To clarify, when using the Array from the multiprocessing module, the memory regions are indeed separate between processes. This is different from the behavior of using the Value object, which shares memory between processes.

Course: https://www.educative.io/courses/python-concurrency-for-senior-engineering-interviews
Lesson: https://www.educative.io/courses/python-concurrency-for-senior-engineering-interviews/xoKzopOmA4B

Javeria_Tariq · August 8, 2023, 4:09am

Hi @Fenil !!
In the example,

from multiprocessing import Process, Semaphore, Array
import multiprocessing

def child_process(sem1, sem2, arr):
    print("Child process received var = {0} with id {1} from queue".format(str(arr[0]), id(arr)), flush=True)
    sem1.release()
    sem2.acquire()

    print("After changes by parent process, child process sees var as = {0}".format(arr[0]), flush=True)


if __name__ == '__main__':
    sem1 = Semaphore(0)
    sem2 = Semaphore(0)
    print("This machine has {0} CPUs".format(str(multiprocessing.cpu_count())))

    arr = Array('i', range(5))
    print("Parent process puts item on queue with id " + str(id(arr)))

    process = Process(target=child_process, args=(sem1, sem2, arr))
    process.start()

    sem1.acquire()

    # change var and verify the change is reflected in the child process
    arr[0] += 100
    print("Parent process changed the enqueued item to " + str(arr[0]), flush=True)
    sem2.release()
    process.join()

when we create an Array using the multiprocessing module, we’re creating a shared memory region that can be accessed and modified by multiple processes. However, the behavior you’re observing with the different IDs is not indicative of whether the memory is shared or not.

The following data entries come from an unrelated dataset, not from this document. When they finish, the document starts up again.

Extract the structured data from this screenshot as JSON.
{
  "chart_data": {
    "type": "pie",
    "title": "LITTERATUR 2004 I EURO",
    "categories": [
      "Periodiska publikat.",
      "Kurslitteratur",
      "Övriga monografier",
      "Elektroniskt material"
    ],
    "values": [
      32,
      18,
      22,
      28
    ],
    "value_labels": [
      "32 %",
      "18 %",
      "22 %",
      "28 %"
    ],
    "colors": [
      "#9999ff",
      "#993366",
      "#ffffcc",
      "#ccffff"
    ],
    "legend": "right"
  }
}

When you create an Array and print its ID using id(arr), you’re printing the ID of the Array object itself, not the ID of the shared memory region it represents. Even though the printed IDs are different, this does not mean that the memory is not shared between processes.

In fact, the memory underlying the Array is indeed shared between processes, allowing them to see and modify the same data. The different IDs you see are a result of the way Python handles memory and object identities.

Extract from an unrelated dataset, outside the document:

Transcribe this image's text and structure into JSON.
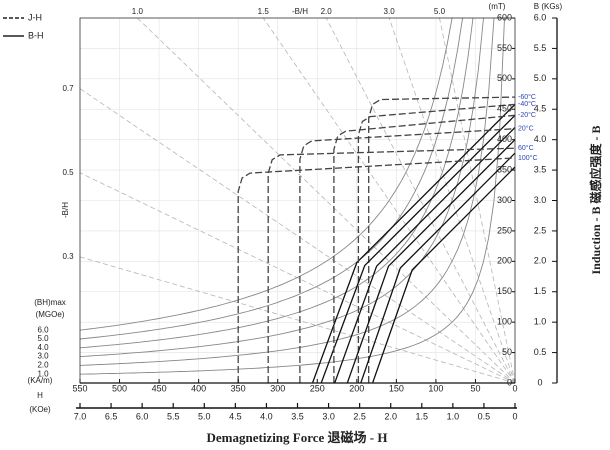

Here’s the relevant part of the code:

arr = Array('i', range(5))
print("Parent process puts item on queue with id " + str(id(arr)))

process = Process(target=child_process, args=(sem1, sem2, arr))

In this code, the ID you’re printing is the ID of the Array object arr, not the ID of the shared memory region it represents. The Array object itself is distinct in each process, but the memory it refers to is shared.
Remember that the key takeaway is that the memory regions underlying the Array are indeed shared between processes, allowing them to work with the same data, even though the IDs of the Array objects themselves might be different in each process.
I hope it helps. Happy Learning